From Business News New Jersey

An Employment Agency Seizes the Day

Barbara Davis Employment Service takes the work out of matching new hires with employers.

Though she was not playing with the high rollers in Atlantic City, Barbara Davis decided to do some gambling in 1987. Taking out a line of credit with her house as collateral, she set out to become a business owner. Every savvy entrepreneur sets goals, and Davis has a big one in mind. She wanted to make a successful return on her venture, the Barbara Davis Employment Service in Morristown, within six months.

Some eleven years later, the gamble seems to have paid off. Davis reports that her company saw a 40% increase in revenues in 1997 over the previous year, has a staff of six and opened a second office in Freehold in January.

Business experts often advise that aspiring entrepreneurs focus on their strengths. Prior to starting her own business, Davis had been a placement director for the Katharine Gibbs School in Piscataway. She had the chance to work in the Manhattan area as the coordinator for the eleven locations in the Katherine Gibbs School network. The two-hour commute from Southern New Jersey, however, was quite a trek. Tapping into the connections she had made from placing business school graduates with employers, she started Barbara Daivs Employment Services in Morristown in 1987. She move the company closer to home in Red Bank in November 1996.

Davis knew better than to try to launch a new business alone. She sought plenty of outside help to plan her venture. "I met with financial advisors, an attorney, the chamber of commerce, the New Jersey Association of Women Business Owners and the Monmouth-Ocean Development Council," she recalls.

The original focus of Davis' agency was to handle permanent job placements, but the recession of the late 1980s prompted her to also start a temporary-placements division, BD Temps. Downsizing began in earnest, and employers became more interested in temporary hires. This trend continues today. Last year, Davis placed approximately 400 candidates with some form of employment-particularly data entry, special projects and seasonal work. Of the agency's placements, 80% are temporary. The remainder are temp-to-hire, meaning they are hired for temporary work, and later become permanent employees.

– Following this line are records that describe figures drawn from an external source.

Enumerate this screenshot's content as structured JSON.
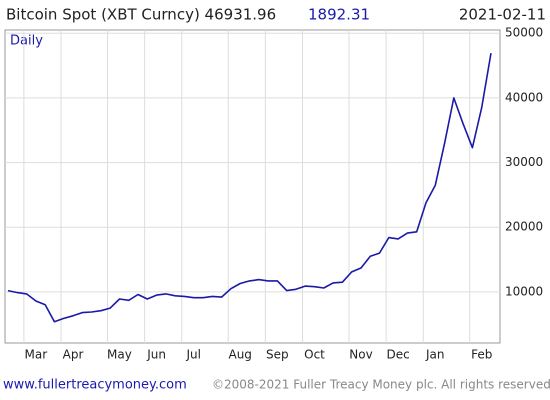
{
  "chart_data": {
    "type": "line",
    "title": "Bitcoin Spot (XBT Curncy) 46931.96",
    "change": "1892.31",
    "date": "2021-02-11",
    "annotation": "Daily",
    "footer_site": "www.fullertreacymoney.com",
    "footer_copyright": "©2008-2021 Fuller Treacy Money plc. All rights reserved",
    "categories": [
      null,
      null,
      null,
      "Mar",
      null,
      null,
      null,
      "Apr",
      null,
      null,
      null,
      null,
      "May",
      null,
      null,
      null,
      "Jun",
      null,
      null,
      null,
      "Jul",
      null,
      null,
      null,
      null,
      "Aug",
      null,
      null,
      null,
      "Sep",
      null,
      null,
      null,
      "Oct",
      null,
      null,
      null,
      null,
      "Nov",
      null,
      null,
      null,
      "Dec",
      null,
      null,
      null,
      "Jan",
      null,
      null,
      null,
      null,
      "Feb",
      null
    ],
    "series": [
      {
        "name": "Bitcoin Spot",
        "color": "#1a1aa8",
        "values": [
          10200,
          9900,
          9700,
          8600,
          8000,
          5400,
          5900,
          6300,
          6800,
          6900,
          7100,
          7500,
          8900,
          8700,
          9600,
          8900,
          9500,
          9700,
          9400,
          9300,
          9100,
          9100,
          9300,
          9200,
          10500,
          11300,
          11700,
          11900,
          11700,
          11700,
          10200,
          10400,
          10900,
          10800,
          10600,
          11400,
          11500,
          13100,
          13700,
          15500,
          16000,
          18400,
          18200,
          19100,
          19300,
          23800,
          26500,
          33000,
          40000,
          36000,
          32300,
          38500,
          46931.96
        ]
      }
    ],
    "ylim": [
      2100,
      50500
    ],
    "yticks": [
      10000,
      20000,
      30000,
      40000,
      50000
    ],
    "grid": true
  }
}
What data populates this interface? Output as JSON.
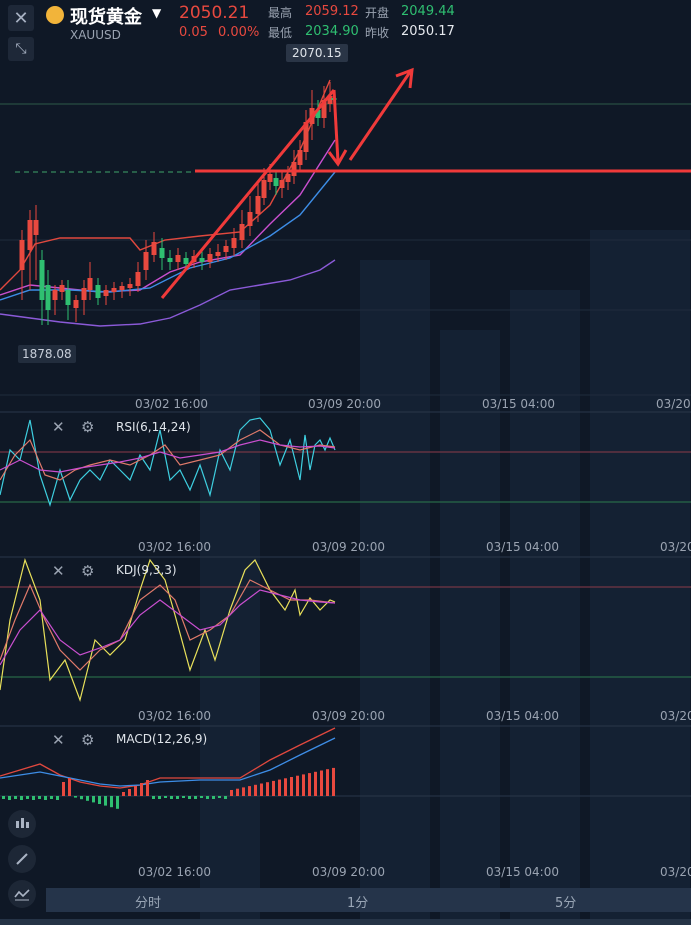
{
  "header": {
    "symbol_name": "现货黄金",
    "symbol_code": "XAUUSD",
    "last_price": "2050.21",
    "change": "0.05",
    "change_pct": "0.00%",
    "high_label": "最高",
    "high_value": "2059.12",
    "low_label": "最低",
    "low_value": "2034.90",
    "open_label": "开盘",
    "open_value": "2049.44",
    "prev_close_label": "昨收",
    "prev_close_value": "2050.17"
  },
  "main_chart": {
    "max_label": "2070.15",
    "min_label": "1878.08",
    "x_ticks": [
      "03/02 16:00",
      "03/09 20:00",
      "03/15 04:00",
      "03/20"
    ]
  },
  "indicators": [
    {
      "label": "RSI(6,14,24)",
      "x_ticks": [
        "03/02 16:00",
        "03/09 20:00",
        "03/15 04:00",
        "03/20"
      ]
    },
    {
      "label": "KDJ(9,3,3)",
      "x_ticks": [
        "03/02 16:00",
        "03/09 20:00",
        "03/15 04:00",
        "03/20"
      ]
    },
    {
      "label": "MACD(12,26,9)",
      "x_ticks": [
        "03/02 16:00",
        "03/09 20:00",
        "03/15 04:00",
        "03/20"
      ]
    }
  ],
  "tabs": [
    "分时",
    "1分",
    "5分"
  ],
  "colors": {
    "up": "#e8493f",
    "down": "#2fbf71",
    "annotation": "#f03a3a",
    "bg": "#0f1826"
  }
}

In an effort to work with a steady stream of employment hopefuls, Davis maintains relations with business schools like Katherine Gibbs Schools and the Stuart School in Wall. Other prospective hires include women who left the workforce to have children, and people looking for new job opportunities.

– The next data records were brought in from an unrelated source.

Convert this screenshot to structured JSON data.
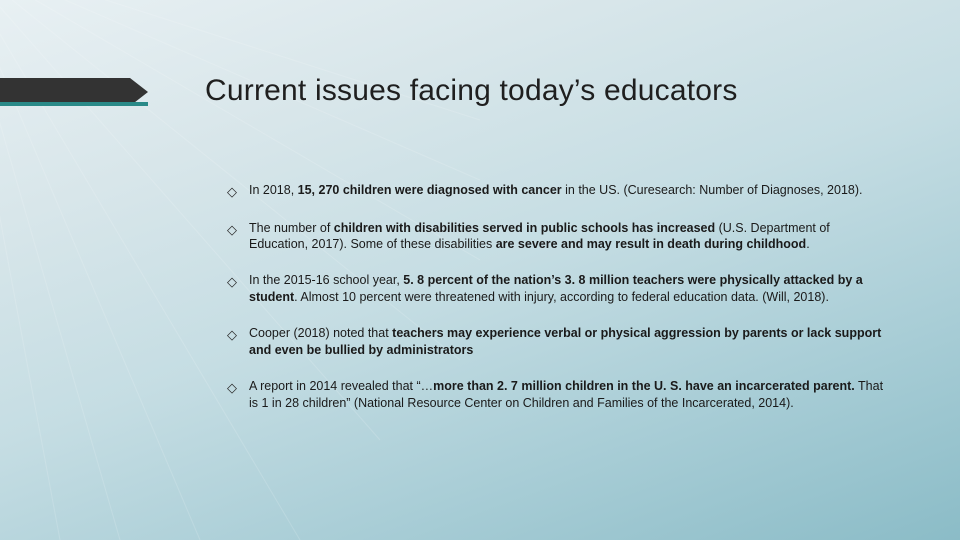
{
  "colors": {
    "header_bar": "#333333",
    "accent": "#2a8a88",
    "text": "#1a1a1a",
    "gradient_start": "#e8f0f3",
    "gradient_end": "#8bbcc7"
  },
  "typography": {
    "title_fontsize": 30,
    "body_fontsize": 12.5,
    "font_family": "Arial"
  },
  "title": "Current issues facing today’s educators",
  "bullets": [
    {
      "html": "In 2018, <b>15, 270 children were diagnosed with cancer</b> in the US. (Curesearch: Number of Diagnoses, 2018)."
    },
    {
      "html": "The number of <b>children with disabilities served in public schools has increased</b> (U.S. Department of Education, 2017). Some of these disabilities <b>are severe and may result in death during childhood</b>."
    },
    {
      "html": "In the 2015-16 school year, <b>5. 8 percent of the nation’s 3. 8 million teachers were physically attacked by a student</b>. Almost 10 percent were threatened with injury, according to federal education data. (Will, 2018)."
    },
    {
      "html": "Cooper (2018) noted that <b>teachers may experience verbal or physical aggression by parents or lack support and even be bullied by administrators</b>"
    },
    {
      "html": "A report in 2014 revealed that “…<b>more than 2. 7 million children in the U. S. have an incarcerated parent.</b> That is 1 in 28 children” (National Resource Center on Children and Families of the Incarcerated, 2014)."
    }
  ],
  "bullet_marker": "◇"
}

While the job market in New Jersey has improved over the past few years, temporary placements have likewise increased, in the large part due to the trend of companies cutting costs by outsourcing services. According to the New Jersey Department of Labor, the state had 78,100 new jobs as of last December. That number is up from 59,700 new jobs in 1996. Preliminary reports from January show that about 81,100 people are employed in the personnel-supply industry, which includes security-guard services, outsourcing firms and temp agencies, like BD Temps. The personnel-supply industry has grown from 64,500 in 1995 and 72,200 in 1996.

Those statistics are good news for Davis and the countless other employment firms in her very competitive fields. For Davis, helping others to build their careers has proven both profitable and enjoyable. "It's a good feeling to have when you go home every day," she says.

From: Business News NJ, February 23, 1998, by: Joao-Pierre S. Ruth.